The jobs market is being boosted by the falling dollar and the housing boom.
The number of job advertisements on the internet and in newspapers jumped 3.9 per cent in September, building on the 1.3 per cent gain made in August, seasonally adjusted, figures from ANZ show.
Job ads in the 12 months to September were up 12.8 per cent.
ANZ chief economist Warren Hogan said while many non mining companies are reluctant to hire, demand for labour in a range of service industries has strengthened.
“Activity in these industries has been supported by the sharp depreciation of the Australian dollar, which has redirected spending back towards the domestic economy, and by low interest rates, particularly through robust housing market activity and its flow on effects,” he said.
“Hiring in the services sector also looks to have displayed some catch up over the past year or so following unusually weak outcomes.”
The strength of the services sector was backed up by other data out on Monday which showed that services sector is enjoying its longest period of expansion in seven years.

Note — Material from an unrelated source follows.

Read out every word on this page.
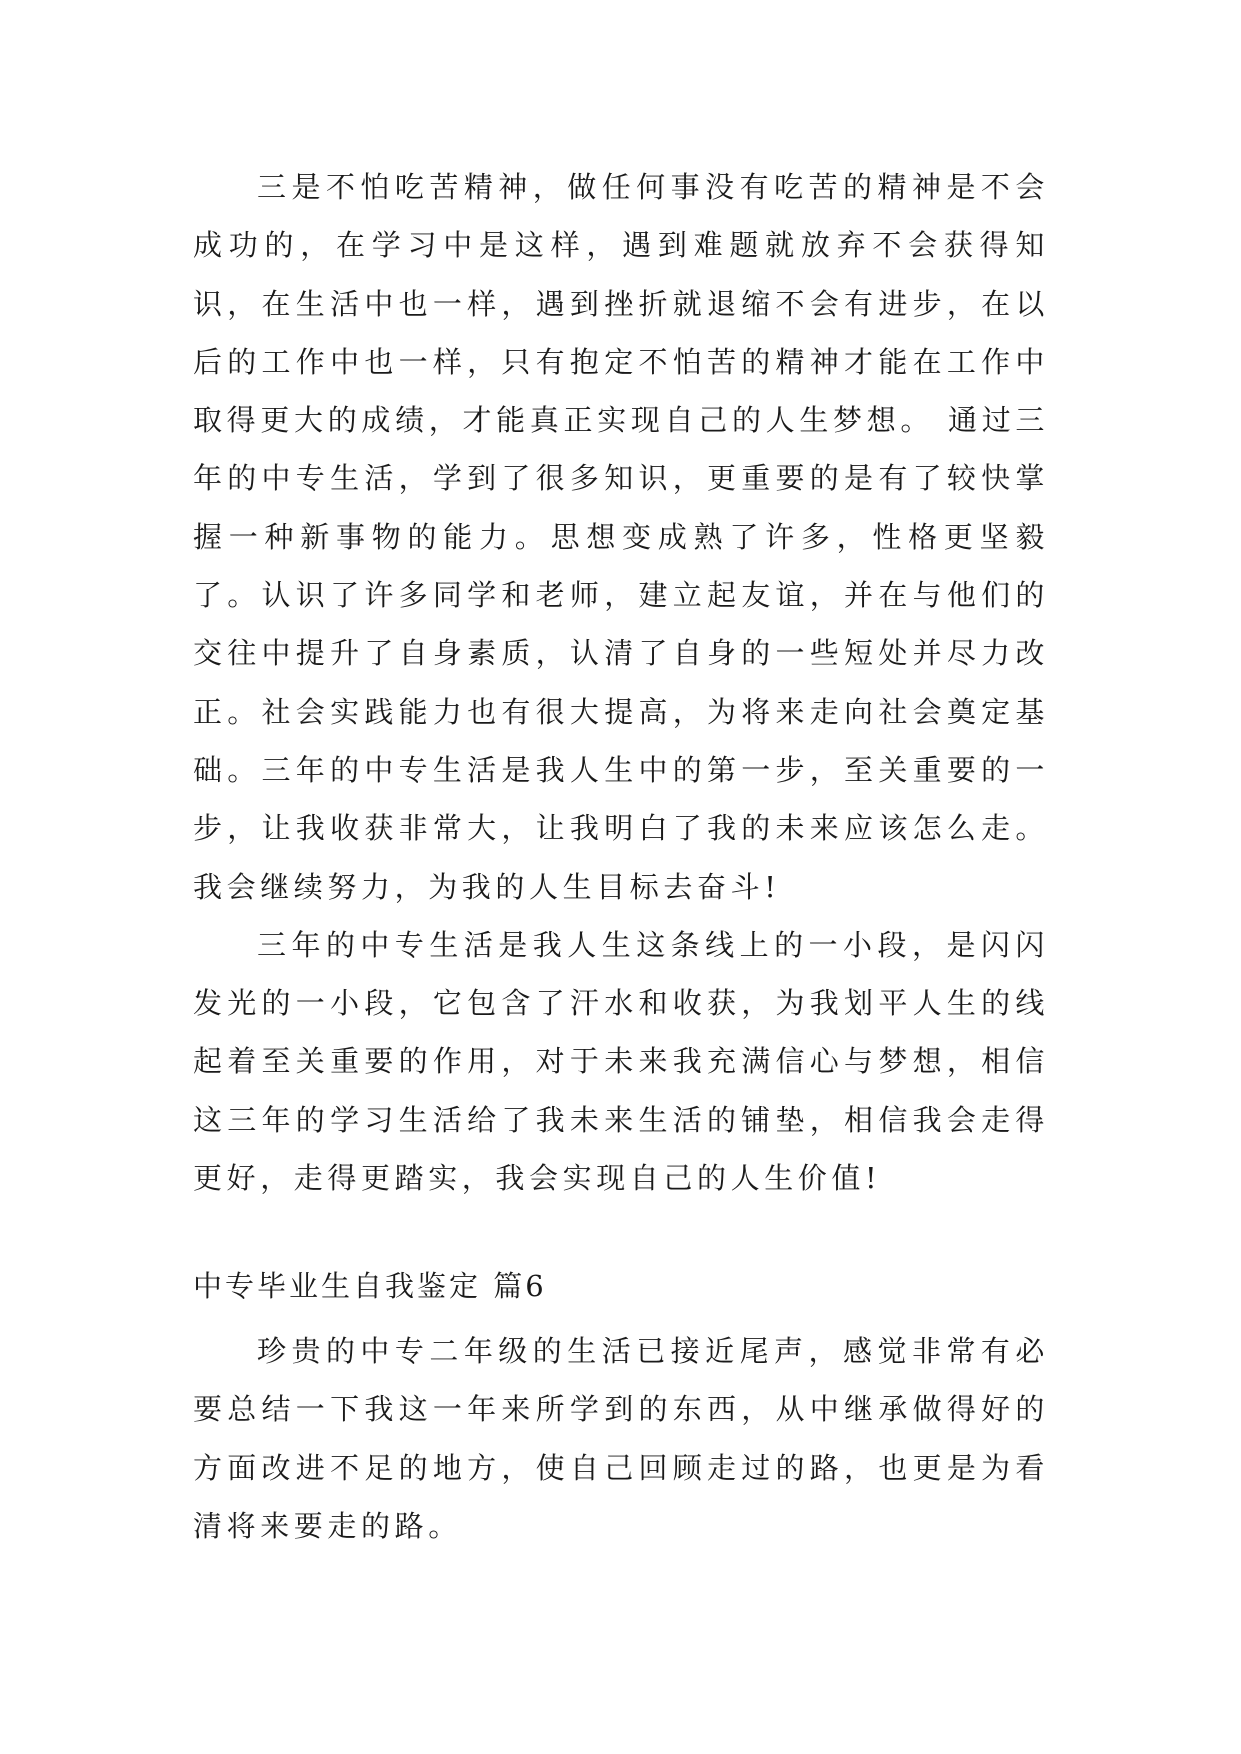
三是不怕吃苦精神，做任何事没有吃苦的精神是不会成功的，在学习中是这样，遇到难题就放弃不会获得知识，在生活中也一样，遇到挫折就退缩不会有进步，在以后的工作中也一样，只有抱定不怕苦的精神才能在工作中取得更大的成绩，才能真正实现自己的人生梦想。 通过三年的中专生活，学到了很多知识，更重要的是有了较快掌握一种新事物的能力。思想变成熟了许多，性格更坚毅了。认识了许多同学和老师，建立起友谊，并在与他们的交往中提升了自身素质，认清了自身的一些短处并尽力改正。社会实践能力也有很大提高，为将来走向社会奠定基础。三年的中专生活是我人生中的第一步，至关重要的一步，让我收获非常大，让我明白了我的未来应该怎么走。我会继续努力，为我的人生目标去奋斗!

三年的中专生活是我人生这条线上的一小段，是闪闪发光的一小段，它包含了汗水和收获，为我划平人生的线起着至关重要的作用，对于未来我充满信心与梦想，相信这三年的学习生活给了我未来生活的铺垫，相信我会走得更好，走得更踏实，我会实现自己的人生价值!

中专毕业生自我鉴定 篇6

珍贵的中专二年级的生活已接近尾声，感觉非常有必要总结一下我这一年来所学到的东西，从中继承做得好的方面改进不足的地方，使自己回顾走过的路，也更是为看清将来要走的路。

The Australian Industry Group’s Performance of Services Index (PSI) fell 3.4 points to 52.3 points in September, but still managed to stay above 50, showing that activity is rising at a slower pace.
Ai Group chief executive Innes Willox said local tourism, retail and consumer services are benefiting from the lower exchange rate.
“Still-buoyant housing market activity is clearly a factor in the growth of some sub-sectors and there is some early evidence that changes in the political environment may have supported consumer confidence and sales,” he said.
ANZ’s Mr Hogan expects activity in the non mining parts of the economy to remain solid in the coming month but expects it to fade heading into 2016.
“For this reason, we expect employment growth to remain reasonably healthy over the remainder of 2015 but to then soften next year,” he said.
“This is likely to prompt the Reserve Bank to provide a little more monetary policy support to prevent the unemployment rate from rising further.”
Almost two weeks ago, ANZ was the first of the major banks to forecast an interest rate cut by the RBA, saying the boost to the domestic economy from housing construction and the lower Australian dollar will wane.
ANZ is predicting a quarter of a percentage point cut in February and another in May, which would take the cash rate down to 1.5 per cent.